One aspect that made the whole thing feel a little bit more like the before times that we all want back was that Baker brought an honest-to-god opener, Mini Trees, who charmed the chat with their touching indie-pop. Admittedly, the chat was very much up for being charmed, full of Baker super-fans gushing over her and each other. An unheralded aspect of livestreams is the chat function, where you can not only connect with people around the world, but also talk about the music being played while not talking over the band (or shout against the volume). Consistently chat rooms have been wells of positivity, because these are the people who paid to see the show, not the drive-by trolls of social media. The chat even opened up a half-hour before the show was to start, so people could shout out their hometowns, even ask, “Are my fellow lesbians here?!?” (yes, there were a bunch there…)
Of course, most livestreams lack any live audience (and this performance was actually pre-recorded), so Baker herself couldn’t joke with the crowd, and like many livestream players these days, definitely felt a little awkward with the whole thing (“Hello… stream?…”). Indeed, she introduced her band way early (forgetting to tune while she did), as it was kind of the only thing she could talk about, with Calvin Lauber on bass, Mariah Schneider guitar, Matthew Gene Gilliam drums, and Noah Forbes keys.
But all awkwardness that didn’t show in her powerful songs. Showcasing Oblivions, Baker opened on keyboard with a bigger live version of the resigned “Faith Healer” (QRO review), before picking up her guitar for the more conversational “Heatwave”. Songs like “Faith Healer” and fellow single “Favor” (QRO review) grew from their softer album deliveries into epic calls live. Even quieter pieces such as “Relative Fiction” and “Highlight Reel” had bigger moments – indeed, pretty much every number had a giant moment where the chat would go nuts.
The set also included two songs not from Oblivions, playing back-to-back “Turn Out the Lights” (off the 2017 LP of the same name) and 2019 non-album single “Tokyo”. Yes, there were jokes about the latter vs. Bridgers’ “Kyoto” (including demanding Dacus write “Osaka” or something…). “Lights” had its own quiet intimacy into epic call, as did “Tokyo”, with particularly excited chat fans getting to hear the unexpected.

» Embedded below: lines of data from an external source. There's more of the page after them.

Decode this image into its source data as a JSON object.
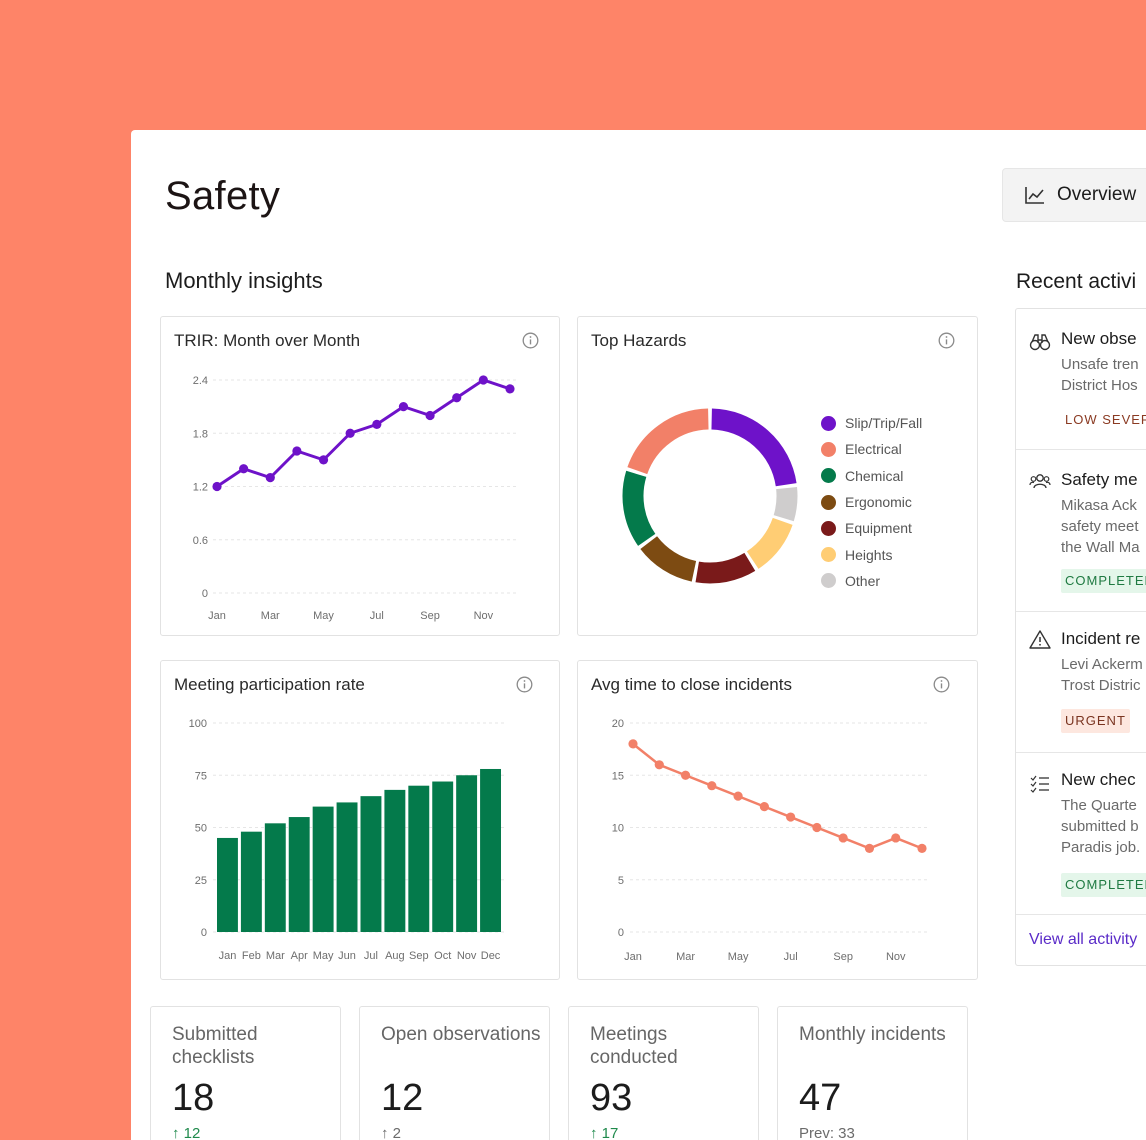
{
  "page": {
    "title": "Safety",
    "overview_label": "Overview",
    "section_title": "Monthly insights",
    "recent_title": "Recent activi"
  },
  "colors": {
    "background": "#fe8468",
    "purple": "#6e12c9",
    "green": "#047a4b",
    "salmon": "#f28068"
  },
  "cards": {
    "trir_title": "TRIR: Month over Month",
    "hazards_title": "Top Hazards",
    "meeting_title": "Meeting participation rate",
    "avg_title": "Avg time to close incidents",
    "info_icon": "info-icon"
  },
  "chart_data": [
    {
      "type": "line",
      "title": "TRIR: Month over Month",
      "x": [
        "Jan",
        "Feb",
        "Mar",
        "Apr",
        "May",
        "Jun",
        "Jul",
        "Aug",
        "Sep",
        "Oct",
        "Nov",
        "Dec"
      ],
      "x_tick_labels": [
        "Jan",
        "Mar",
        "May",
        "Jul",
        "Sep",
        "Nov"
      ],
      "y_ticks": [
        "0",
        "0.6",
        "1.2",
        "1.8",
        "2.4"
      ],
      "ylim": [
        0,
        2.4
      ],
      "grid": true,
      "series": [
        {
          "values": [
            1.2,
            1.4,
            1.3,
            1.6,
            1.5,
            1.8,
            1.9,
            2.1,
            2.0,
            2.2,
            2.4,
            2.3
          ],
          "color": "#6e12c9"
        }
      ]
    },
    {
      "type": "pie",
      "title": "Top Hazards",
      "legend_position": "right",
      "slices": [
        {
          "label": "Slip/Trip/Fall",
          "value": 23,
          "color": "#6e12c9"
        },
        {
          "label": "Other",
          "value": 7,
          "color": "#cfcdcd"
        },
        {
          "label": "Heights",
          "value": 11,
          "color": "#ffcd74"
        },
        {
          "label": "Equipment",
          "value": 12,
          "color": "#7a1a1a"
        },
        {
          "label": "Ergonomic",
          "value": 12,
          "color": "#7d4b12"
        },
        {
          "label": "Chemical",
          "value": 15,
          "color": "#047a4b"
        },
        {
          "label": "Electrical",
          "value": 20,
          "color": "#f28068"
        }
      ],
      "legend_order": [
        "Slip/Trip/Fall",
        "Electrical",
        "Chemical",
        "Ergonomic",
        "Equipment",
        "Heights",
        "Other"
      ]
    },
    {
      "type": "bar",
      "title": "Meeting participation rate",
      "categories": [
        "Jan",
        "Feb",
        "Mar",
        "Apr",
        "May",
        "Jun",
        "Jul",
        "Aug",
        "Sep",
        "Oct",
        "Nov",
        "Dec"
      ],
      "values": [
        45,
        48,
        52,
        55,
        60,
        62,
        65,
        68,
        70,
        72,
        75,
        78
      ],
      "y_ticks": [
        "0",
        "25",
        "50",
        "75",
        "100"
      ],
      "ylim": [
        0,
        100
      ],
      "grid": true,
      "color": "#047a4b"
    },
    {
      "type": "line",
      "title": "Avg time to close incidents",
      "x": [
        "Jan",
        "Feb",
        "Mar",
        "Apr",
        "May",
        "Jun",
        "Jul",
        "Aug",
        "Sep",
        "Oct",
        "Nov",
        "Dec"
      ],
      "x_tick_labels": [
        "Jan",
        "Mar",
        "May",
        "Jul",
        "Sep",
        "Nov"
      ],
      "y_ticks": [
        "0",
        "5",
        "10",
        "15",
        "20"
      ],
      "ylim": [
        0,
        20
      ],
      "grid": true,
      "series": [
        {
          "values": [
            18,
            16,
            15,
            14,
            13,
            12,
            11,
            10,
            9,
            8,
            9,
            8
          ],
          "color": "#f28068"
        }
      ]
    }
  ],
  "stats": [
    {
      "label": "Submitted checklists",
      "value": "18",
      "delta": "↑ 12"
    },
    {
      "label": "Open observations",
      "value": "12",
      "delta": "↑ 2"
    },
    {
      "label": "Meetings conducted",
      "value": "93",
      "delta": "↑ 17"
    },
    {
      "label": "Monthly incidents",
      "value": "47",
      "delta": "Prev: 33"
    }
  ],
  "activity": {
    "items": [
      {
        "icon": "binoculars-icon",
        "title": "New obse",
        "desc": "Unsafe tren\nDistrict Hos",
        "badge": "LOW SEVER"
      },
      {
        "icon": "people-icon",
        "title": "Safety me",
        "desc": "Mikasa Ack\nsafety meet\nthe Wall Ma",
        "badge": "COMPLETED"
      },
      {
        "icon": "warning-icon",
        "title": "Incident re",
        "desc": "Levi Ackerm\nTrost Distric",
        "badge": "URGENT"
      },
      {
        "icon": "checklist-icon",
        "title": "New chec",
        "desc": "The Quarte\nsubmitted b\nParadis job.",
        "badge": "COMPLETED"
      }
    ],
    "view_all": "View all activity"
  }
}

There was a significant “mood shift,” as Baker herself described it, when she went solo on the piano for the heartbreaking “Song In E” (“That’s what it was called in my voice memos, and I couldn’t come up with a better name for it…”). The searing emotion of “Hardline” (QRO review) had the chat demanding that people write “JUMP” at the breakdowns, and then “Ziptie” closed the performance out by mixing stark, stripped emotion and full-on long-hair head-bang.
Fingers are still crossed that live music will be coming back to the people this fall, maybe even outdoors this summer. Until then, our COVID era breakout musicians can showcase just why they broke out, just why you can’t wait to see them live, on your own screen.